Remember that the value of your obscenities can go up as well as down! I'm fascinated by the reclassification of material - a big one in the early DVD era was the re-rating of The Terminator from an 18 down to a 15. Plus in its own way the Brendan Fraser film The Mummy was groundbreaking as it was one of the first films allowed to be released on home video in different versions with different ratings (that was previously frowned upon as somehow confusing consumers) - so the VHS release was the cut 12 rated version and the DVD release was uncut 15. The issue with The Mummy?

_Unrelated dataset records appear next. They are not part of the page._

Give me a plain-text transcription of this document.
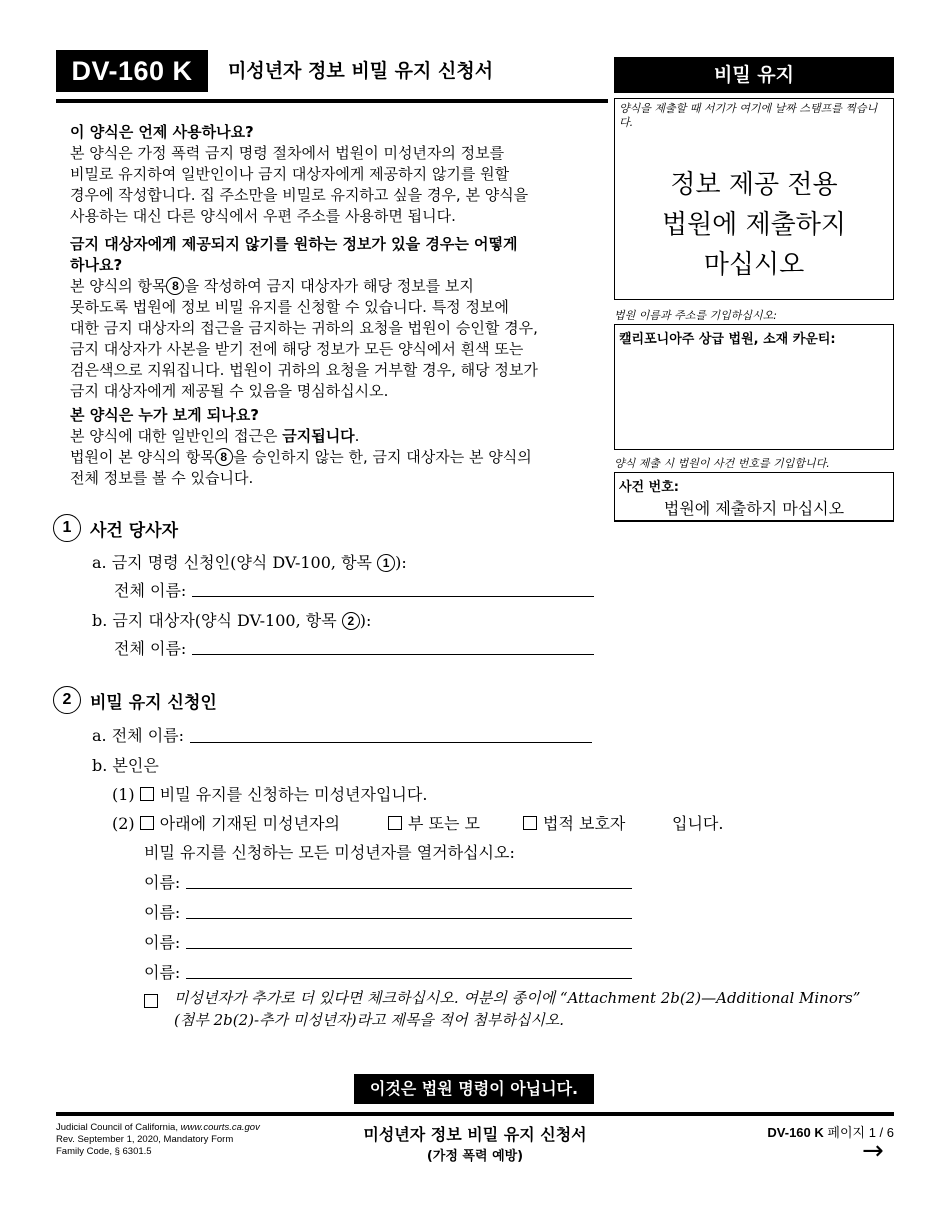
DV-160 K	미성년자 정보 비밀 유지 신청서	비밀 유지
양식을 제출할 때 서기가 여기에 날짜 스탬프를 찍습니다.
정보 제공 전용
법원에 제출하지
마십시오
법원 이름과 주소를 기입하십시오:
캘리포니아주 상급 법원, 소재 카운티:
양식 제출 시 법원이 사건 번호를 기입합니다.
사건 번호:
법원에 제출하지 마십시오
이 양식은 언제 사용하나요?
본 양식은 가정 폭력 금지 명령 절차에서 법원이 미성년자의 정보를
비밀로 유지하여 일반인이나 금지 대상자에게 제공하지 않기를 원할
경우에 작성합니다. 집 주소만을 비밀로 유지하고 싶을 경우, 본 양식을
사용하는 대신 다른 양식에서 우편 주소를 사용하면 됩니다.
금지 대상자에게 제공되지 않기를 원하는 정보가 있을 경우는 어떻게
하나요?
본 양식의 항목 8 을 작성하여 금지 대상자가 해당 정보를 보지
못하도록 법원에 정보 비밀 유지를 신청할 수 있습니다. 특정 정보에
대한 금지 대상자의 접근을 금지하는 귀하의 요청을 법원이 승인할 경우,
금지 대상자가 사본을 받기 전에 해당 정보가 모든 양식에서 흰색 또는
검은색으로 지워집니다. 법원이 귀하의 요청을 거부할 경우, 해당 정보가
금지 대상자에게 제공될 수 있음을 명심하십시오.
본 양식은 누가 보게 되나요?
본 양식에 대한 일반인의 접근은 금지됩니다.
법원이 본 양식의 항목 8 을 승인하지 않는 한, 금지 대상자는 본 양식의
전체 정보를 볼 수 있습니다.
1	사건 당사자
a. 금지 명령 신청인(양식 DV-100, 항목 1 ):
전체 이름:
b. 금지 대상자(양식 DV-100, 항목 2 ):
전체 이름:
2	비밀 유지 신청인
a. 전체 이름:
b. 본인은
(1) 비밀 유지를 신청하는 미성년자입니다.
(2) 아래에 기재된 미성년자의	부 또는 모	법적 보호자	입니다.
비밀 유지를 신청하는 모든 미성년자를 열거하십시오:
이름:
이름:
이름:
이름:
미성년자가 추가로 더 있다면 체크하십시오. 여분의 종이에 “Attachment 2b(2)—Additional Minors”
(첨부 2b(2)-추가 미성년자)라고 제목을 적어 첨부하십시오.
이것은 법원 명령이 아닙니다.
Judicial Council of California, www.courts.ca.gov
Rev. September 1, 2020, Mandatory Form
Family Code, § 6301.5
미성년자 정보 비밀 유지 신청서
(가정 폭력 예방)
DV-160 K 페이지 1 / 6
→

The five or six second sequence in which Fraser is being hanged at the beginning of the film.
A nice article, though I do take issue with this statement on Island of Lost Souls:
Quote:
"Some films manage to pack a real punch after a very long time, and other films just don't - and I think this is in the latter category," says Cooke.

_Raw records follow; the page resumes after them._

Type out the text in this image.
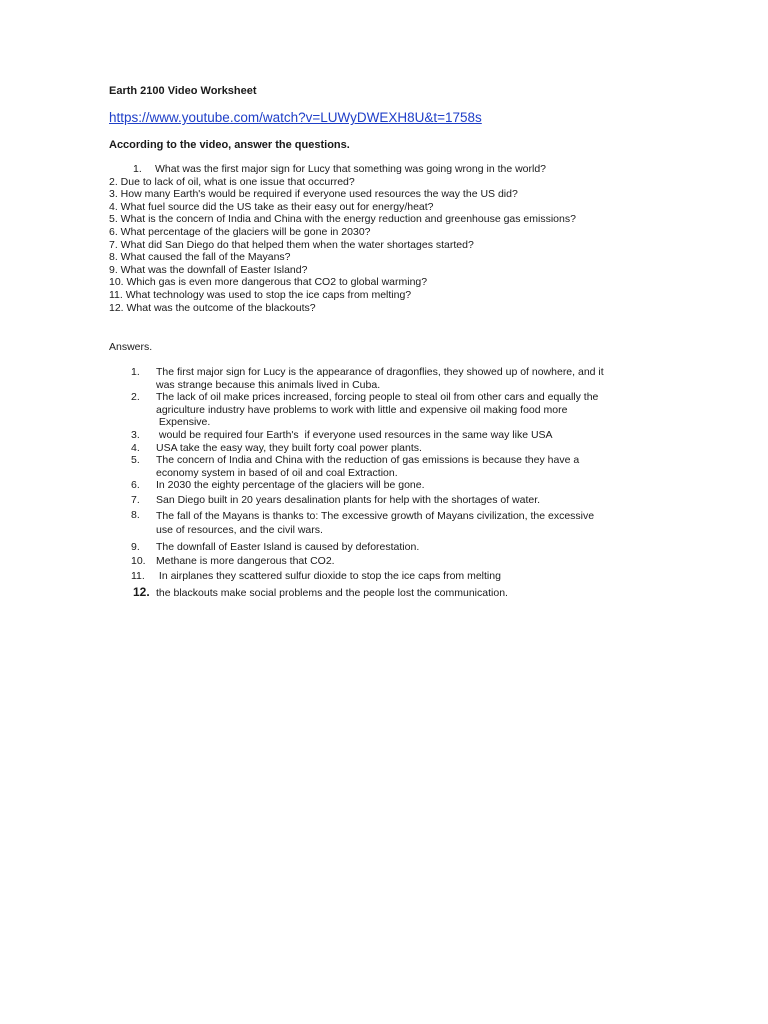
Earth 2100 Video Worksheet
https://www.youtube.com/watch?v=LUWyDWEXH8U&t=1758s
According to the video, answer the questions.
1. What was the first major sign for Lucy that something was going wrong in the world?
2. Due to lack of oil, what is one issue that occurred?
3. How many Earth's would be required if everyone used resources the way the US did?
4. What fuel source did the US take as their easy out for energy/heat?
5. What is the concern of India and China with the energy reduction and greenhouse gas emissions?
6. What percentage of the glaciers will be gone in 2030?
7. What did San Diego do that helped them when the water shortages started?
8. What caused the fall of the Mayans?
9. What was the downfall of Easter Island?
10. Which gas is even more dangerous that CO2 to global warming?
11. What technology was used to stop the ice caps from melting?
12. What was the outcome of the blackouts?
Answers.
1.	The first major sign for Lucy is the appearance of dragonflies, they showed up of nowhere, and it
was strange because this animals lived in Cuba.
2.	The lack of oil make prices increased, forcing people to steal oil from other cars and equally the
agriculture industry have problems to work with little and expensive oil making food more
Expensive.
3.	would be required four Earth's  if everyone used resources in the same way like USA
4.	USA take the easy way, they built forty coal power plants.
5.	The concern of India and China with the reduction of gas emissions is because they have a
economy system in based of oil and coal Extraction.
6.	In 2030 the eighty percentage of the glaciers will be gone.
7.	San Diego built in 20 years desalination plants for help with the shortages of water.
8.	The fall of the Mayans is thanks to: The excessive growth of Mayans civilization, the excessive
use of resources, and the civil wars.
9.	The downfall of Easter Island is caused by deforestation.
10. Methane is more dangerous that CO2.
11.	In airplanes they scattered sulfur dioxide to stop the ice caps from melting
12. the blackouts make social problems and the people lost the communication.
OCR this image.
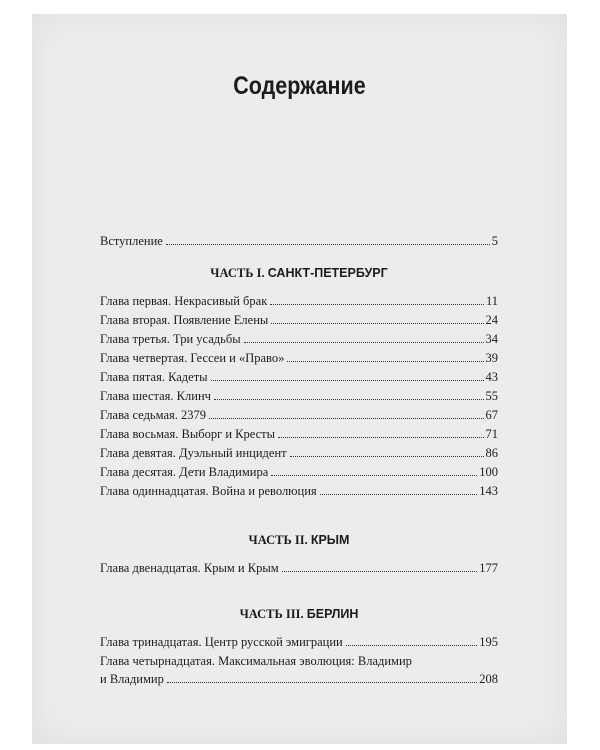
Содержание
Вступление	5
ЧАСТЬ I. САНКТ-ПЕТЕРБУРГ
Глава первая. Некрасивый брак	11
Глава вторая. Появление Елены	24
Глава третья. Три усадьбы	34
Глава четвертая. Гессеи и «Право»	39
Глава пятая. Кадеты	43
Глава шестая. Клинч	55
Глава седьмая. 2379	67
Глава восьмая. Выборг и Кресты	71
Глава девятая. Дуэльный инцидент	86
Глава десятая. Дети Владимира	100
Глава одиннадцатая. Война и революция	143
ЧАСТЬ II. КРЫМ
Глава двенадцатая. Крым и Крым	177
ЧАСТЬ III. БЕРЛИН
Глава тринадцатая. Центр русской эмиграции	195
Глава четырнадцатая. Максимальная эволюция: Владимир
и Владимир	208
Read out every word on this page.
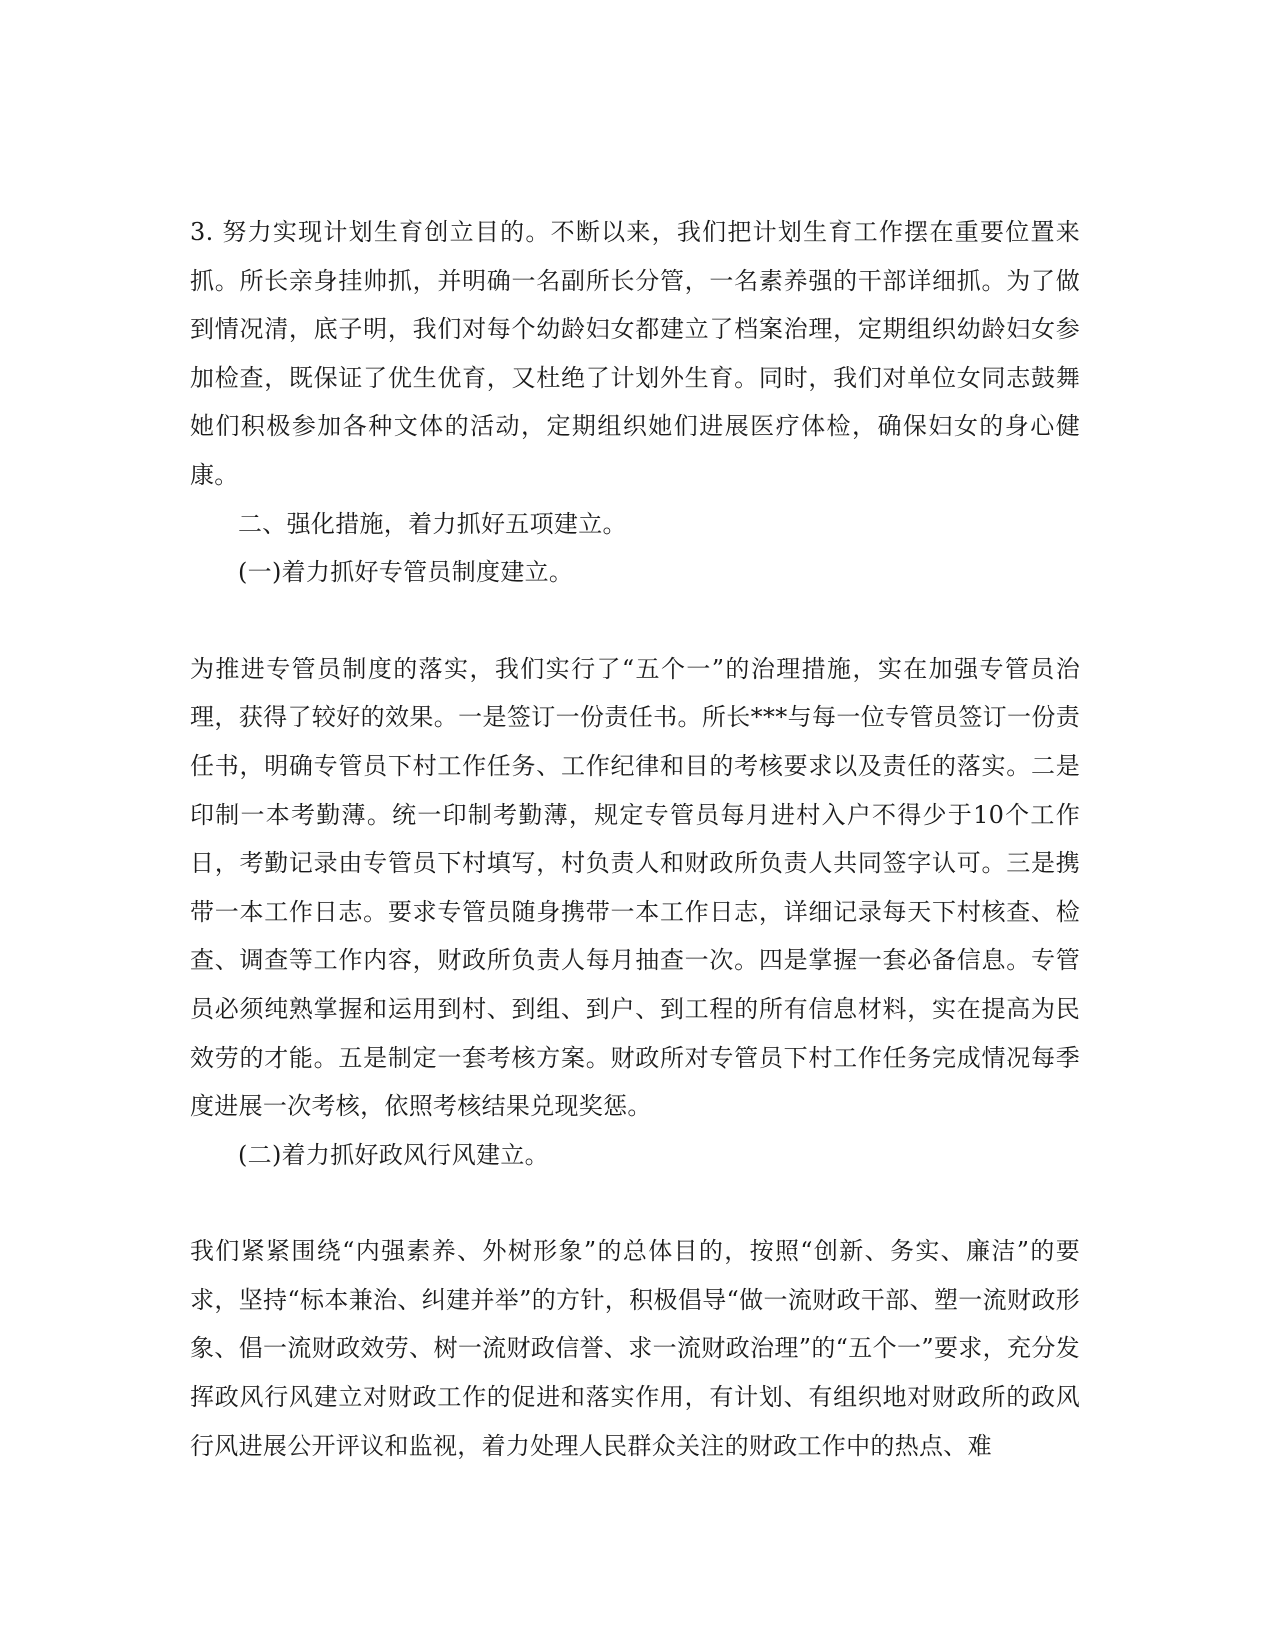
3. 努力实现计划生育创立目的。不断以来，我们把计划生育工作摆在重要位置来抓。所长亲身挂帅抓，并明确一名副所长分管，一名素养强的干部详细抓。为了做到情况清，底子明，我们对每个幼龄妇女都建立了档案治理，定期组织幼龄妇女参加检查，既保证了优生优育，又杜绝了计划外生育。同时，我们对单位女同志鼓舞她们积极参加各种文体的活动，定期组织她们进展医疗体检，确保妇女的身心健康。

二、强化措施，着力抓好五项建立。

(一)着力抓好专管员制度建立。

为推进专管员制度的落实，我们实行了“五个一”的治理措施，实在加强专管员治理，获得了较好的效果。一是签订一份责任书。所长***与每一位专管员签订一份责任书，明确专管员下村工作任务、工作纪律和目的考核要求以及责任的落实。二是印制一本考勤薄。统一印制考勤薄，规定专管员每月进村入户不得少于10个工作日，考勤记录由专管员下村填写，村负责人和财政所负责人共同签字认可。三是携带一本工作日志。要求专管员随身携带一本工作日志，详细记录每天下村核查、检查、调查等工作内容，财政所负责人每月抽查一次。四是掌握一套必备信息。专管员必须纯熟掌握和运用到村、到组、到户、到工程的所有信息材料，实在提高为民效劳的才能。五是制定一套考核方案。财政所对专管员下村工作任务完成情况每季度进展一次考核，依照考核结果兑现奖惩。

(二)着力抓好政风行风建立。

我们紧紧围绕“内强素养、外树形象”的总体目的，按照“创新、务实、廉洁”的要求，坚持“标本兼治、纠建并举”的方针，积极倡导“做一流财政干部、塑一流财政形象、倡一流财政效劳、树一流财政信誉、求一流财政治理”的“五个一”要求，充分发挥政风行风建立对财政工作的促进和落实作用，有计划、有组织地对财政所的政风行风进展公开评议和监视，着力处理人民群众关注的财政工作中的热点、难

Obviously Cooke hasn't seen any of the poorer Dr Moreau films!
The line up of the films in the series is interesting, especially
No Orchids For Miss Blandish, highly influenced by American gangster and noir films, which apparently caused quite a scandal in its day and led to the director of the BBFC at the time resigning! Enter The Dragon appears to be used as a representative of a whole swathe of kung fu films that had sequences with nunchakus and/or throwing stars removed from them due to fears that fans would be inspired to make their own versions of the weapons (presumably the phasing out of toilets with pull chains helped in allaying that fear!). And it is quite amusing that the film Sick: The Life and Death of Bob Flanagan, Supermasochist has now been passed with a caution of "imitable techniques"! Wasn't the one scene edited from the previous releases the notorious one in which Mr Flanagan nails his penis to a block of wood? I wonder how many people would really be inspired to imitate that, aside from the Jackass folks and their ilk!